I am trying to run some simple startup shell scripts when the system boots. It used to be an easy task by putting the script in /etc/init.d. But now with systemd I have no idea how this can be done. I’ve tried to put them in etc/rc.local, etc/init.d, but the scripts don’t seem to run. I’ve seen some tutorials to put the scripts in a service with systemctl, which I haven’t yet tried. But there must be some other ways?
Linux beaglebone 4.4.34-ti-r69 #1 SMP Wed Nov 23 20:01:14 UTC 2016 armv7l GNU/Linux
Thanks for the help!
I am trying to run some simple startup shell scripts when the system boots.
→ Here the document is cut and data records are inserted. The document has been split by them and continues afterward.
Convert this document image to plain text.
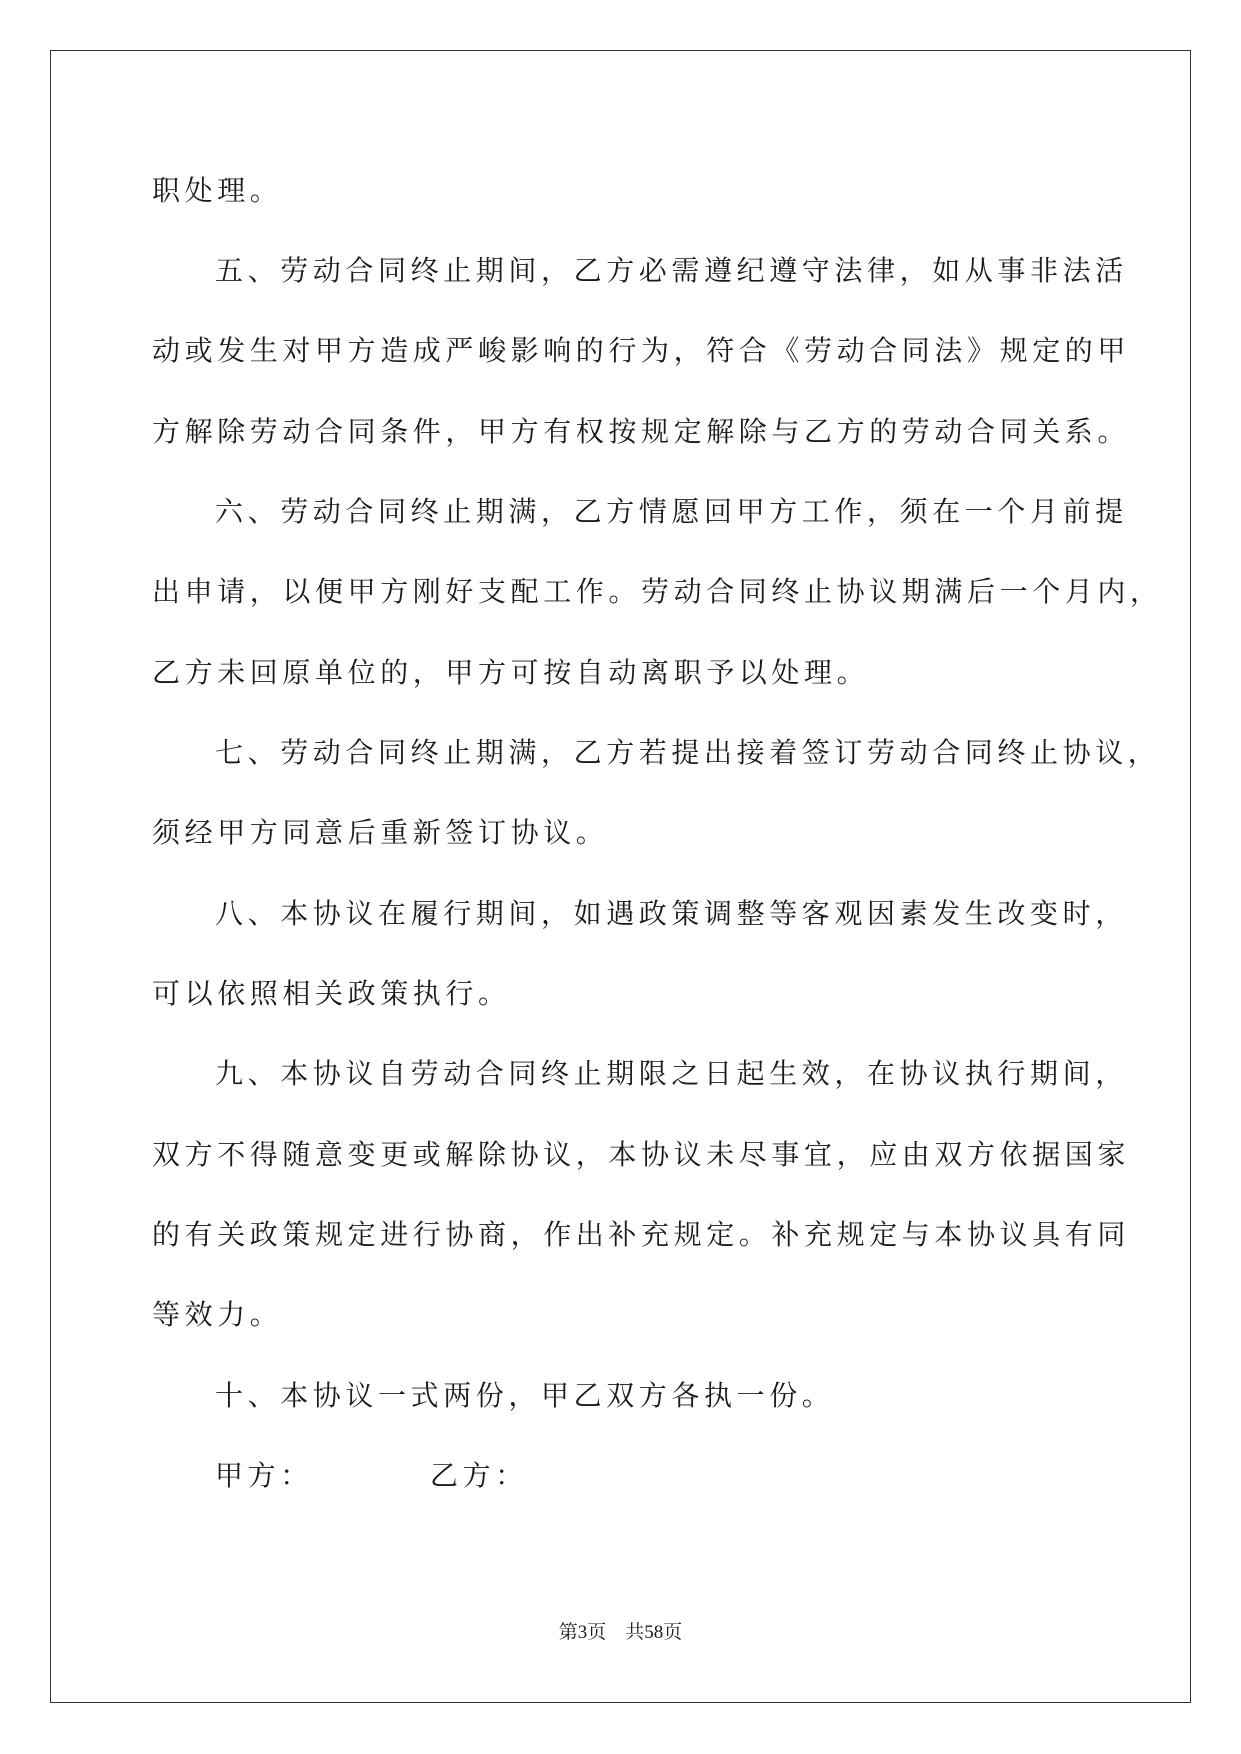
职处理。
五、劳动合同终止期间，乙方必需遵纪遵守法律，如从事非法活
动或发生对甲方造成严峻影响的行为，符合《劳动合同法》规定的甲
方解除劳动合同条件，甲方有权按规定解除与乙方的劳动合同关系。
六、劳动合同终止期满，乙方情愿回甲方工作，须在一个月前提
出申请，以便甲方刚好支配工作。劳动合同终止协议期满后一个月内，
乙方未回原单位的，甲方可按自动离职予以处理。
七、劳动合同终止期满，乙方若提出接着签订劳动合同终止协议，
须经甲方同意后重新签订协议。
八、本协议在履行期间，如遇政策调整等客观因素发生改变时，
可以依照相关政策执行。
九、本协议自劳动合同终止期限之日起生效，在协议执行期间，
双方不得随意变更或解除协议，本协议未尽事宜，应由双方依据国家
的有关政策规定进行协商，作出补充规定。补充规定与本协议具有同
等效力。
十、本协议一式两份，甲乙双方各执一份。
甲方：	乙方：
第3页　共58页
One thing I tend to use is the @reboot keyword in cron. For example:
@reboot root /home/stephane/scripts/check_for_upgrade.sh
@reboot root /home/stephane/scripts/startup_commands.sh
Yes crontab will work. I’ve also found that rc.local did run only for some reasons it couldn’t execute my scripts, I’d look into that further. Thanks for the help!
If you're after a simple 'single shot' startup, you can use this as a template. I wrote this one because the flashing LEDs seemed to ... distract ... the pets at night...
Instructions on how to install it are in the comments.
I believe there are ways to have your old style SysV init scripts work with systemd, but I'd suggest for future proofing sake you may be better off just going with the flow.